Rob Vetter is technical director and managing partner with the Ives Training Group, in Blaine, WA, USA, a leader in North American mobile equipment training systems since 1981.
Recently, I had the good fortune to be asked to judge the competitors at the Blue Mountain Forklift Roundup in Pendleton, Oregon. The event was the first of what is scheduled to be an annual event, joining other forklift competitions in the region, such as the Washington State Forklift Rodeo (two regionals and a state championship), the Oregon Columbia Forklift Challenge (biannual state championship) and the BC Forklift Rally (annual championship event).
The folks behind the Blue Mountain Roundup did themselves proud as it was very well organised and attended. It drew 21 competitors, which is quite remarkable for a local, first-time event. However, what was most remarkable was the excitement and enthusiasm of the competitors. Some were nervous and tentative, while others were brash and confident - but all were completely engaged and eager to compete.
One of the positive things that always strikes me when I attend these competitions is the efficiency and competence a good operator is able to consistently demonstrate. When I hear people squawking about not being able to be safe and productive at the same time, I wish they could see these competitors who are not only able to do things safely while moving at a good clip, but are able to do it seemingly effortlessly. They really do make it look easy: the very picture of grace under pressure. And, speaking as an ex-operator, I can tell you it is most certainly not easy!
Another positive observation I continually make at forklift competitions is the competitive spirit of both individual operators and company team drivers. These guys and gals really want to win!
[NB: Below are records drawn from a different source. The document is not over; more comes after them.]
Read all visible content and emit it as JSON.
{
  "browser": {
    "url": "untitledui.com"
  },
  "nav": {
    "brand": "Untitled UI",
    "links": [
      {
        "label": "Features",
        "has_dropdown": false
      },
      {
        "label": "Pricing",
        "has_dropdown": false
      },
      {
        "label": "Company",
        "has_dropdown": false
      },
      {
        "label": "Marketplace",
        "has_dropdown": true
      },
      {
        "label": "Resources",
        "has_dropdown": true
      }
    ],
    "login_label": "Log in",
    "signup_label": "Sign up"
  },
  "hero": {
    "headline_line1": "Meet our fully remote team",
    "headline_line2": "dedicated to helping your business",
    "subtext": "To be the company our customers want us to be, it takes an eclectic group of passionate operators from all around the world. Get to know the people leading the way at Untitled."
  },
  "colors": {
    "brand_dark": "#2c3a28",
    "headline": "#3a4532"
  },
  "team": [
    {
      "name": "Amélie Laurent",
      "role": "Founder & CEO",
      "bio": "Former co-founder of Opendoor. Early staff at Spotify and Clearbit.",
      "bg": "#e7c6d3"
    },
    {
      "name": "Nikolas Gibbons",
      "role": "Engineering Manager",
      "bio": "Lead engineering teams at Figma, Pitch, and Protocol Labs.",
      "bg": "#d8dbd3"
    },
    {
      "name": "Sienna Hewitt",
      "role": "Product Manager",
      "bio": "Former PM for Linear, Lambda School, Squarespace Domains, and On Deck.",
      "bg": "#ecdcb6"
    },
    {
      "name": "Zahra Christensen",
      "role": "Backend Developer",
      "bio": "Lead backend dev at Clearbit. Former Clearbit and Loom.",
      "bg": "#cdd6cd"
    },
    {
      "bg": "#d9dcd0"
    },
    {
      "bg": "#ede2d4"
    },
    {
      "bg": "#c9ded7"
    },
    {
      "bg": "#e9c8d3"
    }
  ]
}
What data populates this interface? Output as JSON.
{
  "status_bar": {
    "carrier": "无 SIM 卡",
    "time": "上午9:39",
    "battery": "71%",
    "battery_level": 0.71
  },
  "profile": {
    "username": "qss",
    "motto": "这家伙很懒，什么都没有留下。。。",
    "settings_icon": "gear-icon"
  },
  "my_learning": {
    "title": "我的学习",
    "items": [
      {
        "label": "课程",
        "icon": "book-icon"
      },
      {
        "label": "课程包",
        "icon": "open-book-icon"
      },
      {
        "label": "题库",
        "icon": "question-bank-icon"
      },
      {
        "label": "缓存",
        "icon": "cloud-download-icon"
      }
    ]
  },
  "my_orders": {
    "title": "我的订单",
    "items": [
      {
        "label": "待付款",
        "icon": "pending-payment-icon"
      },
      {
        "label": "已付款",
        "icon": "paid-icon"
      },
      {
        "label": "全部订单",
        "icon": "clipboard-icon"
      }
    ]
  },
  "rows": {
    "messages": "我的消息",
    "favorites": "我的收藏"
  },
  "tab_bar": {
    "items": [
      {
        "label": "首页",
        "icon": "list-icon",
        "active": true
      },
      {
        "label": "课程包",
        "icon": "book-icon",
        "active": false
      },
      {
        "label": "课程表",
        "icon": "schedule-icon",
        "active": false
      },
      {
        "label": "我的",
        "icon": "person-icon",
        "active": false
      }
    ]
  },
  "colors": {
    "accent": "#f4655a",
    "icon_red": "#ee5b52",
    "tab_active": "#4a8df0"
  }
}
There's a real sense of camaraderie between team members and it's fun to watch them get themselves and their teammates hyped up and even dispense a little good-natured smack talk to their opponents.
Of course, the best thing to see is the sheer pride and happiness of the winners who, although willing to have fun with it, are also very serious about it at the end of the day.
All in all, these forklift driver competitions help foster a culture of safety within an atmosphere of fun, healthy competition. Positive benefits are also realised outside of the actual state/regional competitions as many of the companies in attendance hold their own internal competitions to select their entrants to the state events.
Since I have been involved in the local events in my part of the world stretching back to 1998, these forklift operator competitions have elevated in status from novelty events to legitimate qualifiers of top-level drivers as well as positive influencers on safety at a cultural level. I am proud to be associated with these events but am happy to say I am not as proud as the people who compete in them, and that's the way it should be.
If you and/or your company get the opportunity to participate in a similar event in your area or are thinking of starting your own in-house competition, I highly recommend it as they seem to render nothing but positive results.
Finally, I would be remiss if I didn't send out props to Mark Ribich, Materials Handling Manager (Ret.) of the Boeing Company (Everett Div.). Mark was the driving force behind the Washington State rodeos since their inception in the late 1990s and was instrumental in organising nearly every aspect of the Blue Mountain Roundup, from sponsorship to course tear-down and everything in between. Well done Mark - you and your team really knocked it out of the park!